La manovra prevista dal Def sarà di 37 miliardi di cui 22 in deficit.  Lo riferisce il ministro dell'Economia Giovanni Trai in audizione  sulla Nadef. "Nel suo complesso -spiega- la manovra è quantificabile  in un aumento dell'indebitamento pubblico di circa 22 miliardi di euro nel 2019". Per il 2019 inoltre la manovra prevede interventi di  "copertura finanziaria per un ammontare complessivo di 15 miliardi di  euro", tra tagli di spesa (per 6,9 mld) e aumenti di entrate (per 8,1  mld). Il costo del reddito di cittadinanza e delle modifiche della  Fornero per la finanza pubblica è pari a 16 mld in ciascuno dei tre  anni. Lo riferisce il ministro dell'Economia Giovanni Tria in  audizione sulla Nadef alla Camera. "Nel complesso questi interventi si tradurrebbero - spiega - in un incremento del tasso di variazione del  pil di 0,3 pp nel 2019 e di 0,2 pp nel 2020 e 2021, rispetto al  tendenziale. Quanto all'impatto sul tasso di crescita del pil dalla  disattivazione delle clausole Iva per il 2019 per un onere finanziario pari a 12,5 mld, per il 2020 per 5,5 mld e per il 2021 per 4 mld, è  pari a +0,2 pp nel 2019 e 2020 e di -0,2 pp nel 2021.       

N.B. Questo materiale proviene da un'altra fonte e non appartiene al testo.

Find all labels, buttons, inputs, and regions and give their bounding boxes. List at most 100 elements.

"La manovra consta di misure espansive e di interventi di copertura  finanziaria. Nel complesso la manovra è quantificabile con un aumento  dell'indebitamento pubblico di circa 22 miliardi nel 2019, pari  all'1,2% del pil". Così il ministro dell'economia, Giovanni Tria, in  audizione alle commissioni Bilancio di Camera e Senato dopo la  bocciatura ieri della Nota di aggiornamento al Def da parte dell'Upb.  Secondo il modello econometrico Item l'impato sul pil reale della  manovra "nel suo complesso è di 0,6 pp, corrispondente ad un  moltiplicatore medio di 0,5 pp nel primo anno, un valore del tutto in  linea con quello ottenuto da altri modelli in uso presso istituzioni  internazionali", spiega Tria.